Ein weiterer Forschungsstrang der IB widmet sich der internationalen Normbildung von Demokratie bzw. Demokratisierung und Menschenrechten. Neben der reichhaltigen Literatur zur Anerkennung von Normen (wie Demokratie oder Menschenrechten) sowie zu ihrer Einhaltung (Risse et al. 1999) beschäftigten sich etliche Arbeiten mit der Wirkung der demokratischen Revolution auf die internationale Gemeinschaft und wie sie künftig mit Fragen der demokratischen Legitimität, mit Zielkonflikten oder mit der Verteidigung von Demokratie umzugehen hätte (siehe die Beiträge in Fox und Roth 2000). Im Fokus steht dabei die Neugewichtung des Verhältnisses zwischen den Normen Souveränität, Demokratie und Menschenrechte und der Normenkollision, die sich bei den „neuen Interventionen“ (siehe etwa Somalia, Bosnien-Herzegowina) ergab.

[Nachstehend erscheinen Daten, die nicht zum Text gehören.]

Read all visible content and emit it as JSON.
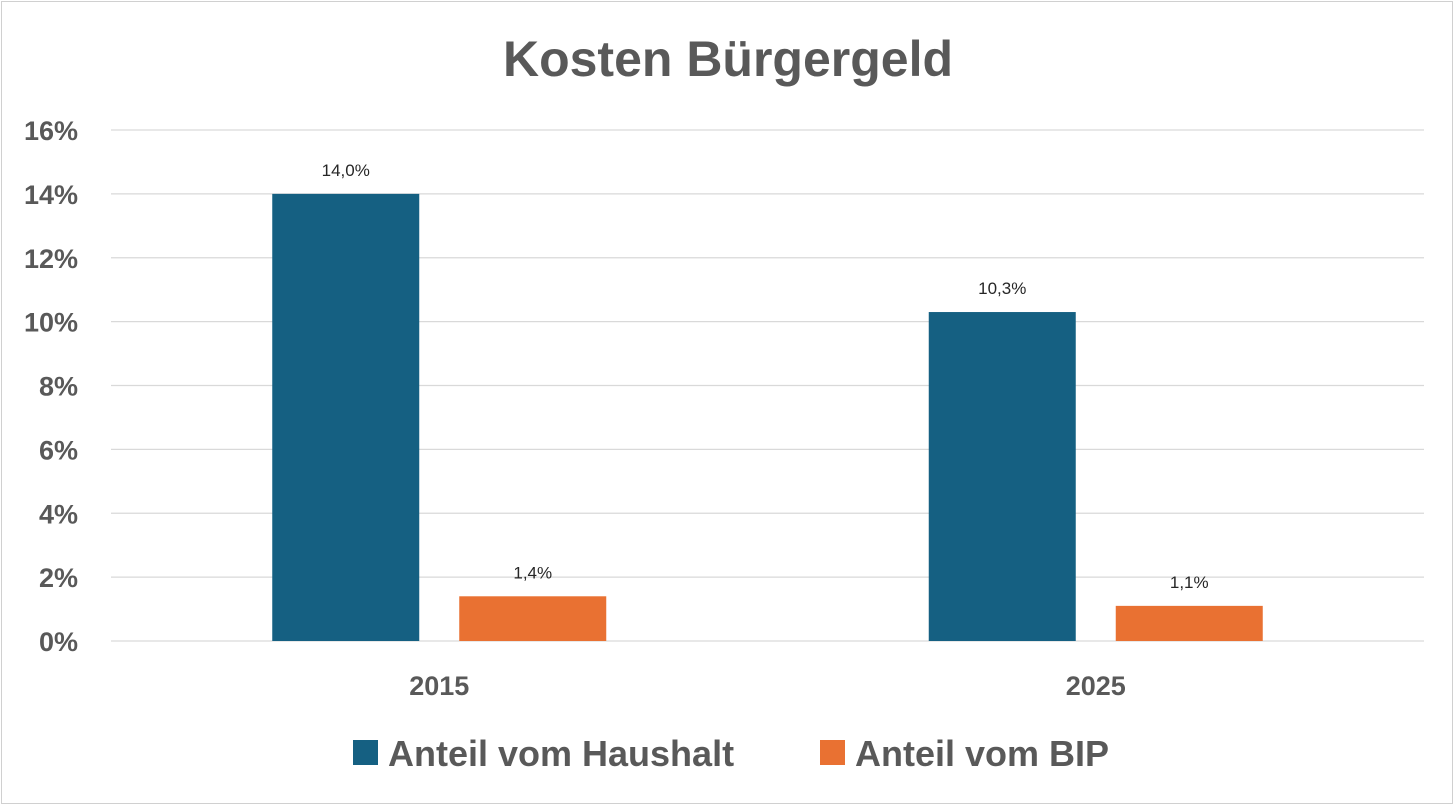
{
  "chart_data": {
    "type": "bar",
    "title": "Kosten Bürgergeld",
    "xlabel": "",
    "ylabel": "",
    "categories": [
      "2015",
      "2025"
    ],
    "series": [
      {
        "name": "Anteil vom Haushalt",
        "color": "#156082",
        "values": [
          14.0,
          10.3
        ],
        "labels": [
          "14,0%",
          "10,3%"
        ]
      },
      {
        "name": "Anteil vom BIP",
        "color": "#E97132",
        "values": [
          1.4,
          1.1
        ],
        "labels": [
          "1,4%",
          "1,1%"
        ]
      }
    ],
    "ylim": [
      0,
      16
    ],
    "yticks": [
      {
        "value": 0,
        "label": "0%"
      },
      {
        "value": 2,
        "label": "2%"
      },
      {
        "value": 4,
        "label": "4%"
      },
      {
        "value": 6,
        "label": "6%"
      },
      {
        "value": 8,
        "label": "8%"
      },
      {
        "value": 10,
        "label": "10%"
      },
      {
        "value": 12,
        "label": "12%"
      },
      {
        "value": 14,
        "label": "14%"
      },
      {
        "value": 16,
        "label": "16%"
      }
    ],
    "grid": true,
    "legend": "bottom"
  }
}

Der mainstream in der Literatur zu Demokratisierungsprozessen – und dies gilt auch für die internationale Dimension – ist akteurszentriert. Akteurshandeln als Erklärungsfaktor dominiert vor anderen Ansätzen, die etwa auf der Grundlage der Modernisierungstheorie, kulturalistischen oder strukturalistischen Theorien die Bedingungen, Verläufe und Ergebnisse von Demokratisierungen untersuchen. Akteuren und ihren Handlungsoptionen wird eine zentrale Rolle sowohl bei der Einleitung von Demokratisierungsprozessen als auch bei deren weiteren Gestaltung zugesprochen. Im Hinblick auf die internationalen Einflussfaktoren werden überwiegend externe Akteure fokussiert, was im Zusammenhang mit Demokratieförderung naheliegend ist. Nur wenige Ansätze versuchen, sowohl externe Akteure als auch externe Strukturen in ein analytisches Instrumentarium zusammenzuführen. So schlägt Kneuer vor, neben dem intendierten Einfluss externer Akteure gleichberechtigt auch unintendierte Einflüsse internationaler Kontexte und Ereignisse einzubeziehen (Kneuer 2007, S. 81). Obgleich sich an der Ausrichtung am Akteurshandeln tendenziell wenig geändert hat, wird in jüngeren Arbeiten der Einflussweg von Diffusion verstärkt thematisiert (Brinks und Coppedge 2006; Gledditsch und Ward 2006; Bunce und Wolchik 2011; Börzel und Risse 2012; Wejnert 2014). Empirische Studien belegen dabei, dass Diffusion von Demokratie insbesondere in regionalen Kontexten eine Rolle spielt und daher regionale Cluster von Demokratisierungen feststellbar sind. Zum einen werden interne politische Prozesse stark beeinflusst von Ereignisse oder Entwicklungen in Nachbarstaaten. Zum anderen besteht ein Druck zur Regime-Konvergenz, das heißt, Transitionen sind wahrscheinlicher, wenn es mehr Demokratien in der die Nachbarschaft gibt (Gledditsch und Ward 2006) bzw. es entsteht ein größerer Druck hin zur Konvergenz, wenn die Kluft zwischen den Regimen in der näheren Region groß ist (Brinks und Coppedge 2006). Vor allem die Studie von Levistky und Way (2010) hat strukturellen internationalen zu stärkerer Bedeutung verholfen; sie weisen insbesondere der Dichte wirtschaftlicher, politischer, sozialer und kultureller Verbindungen (linkage) zwischen dem westlichen externen Akteure und dem Zielland eine hohe Erklärungskraft für das Zustandekommen einer Demokratisierung im Kontext von Konditionalität zu.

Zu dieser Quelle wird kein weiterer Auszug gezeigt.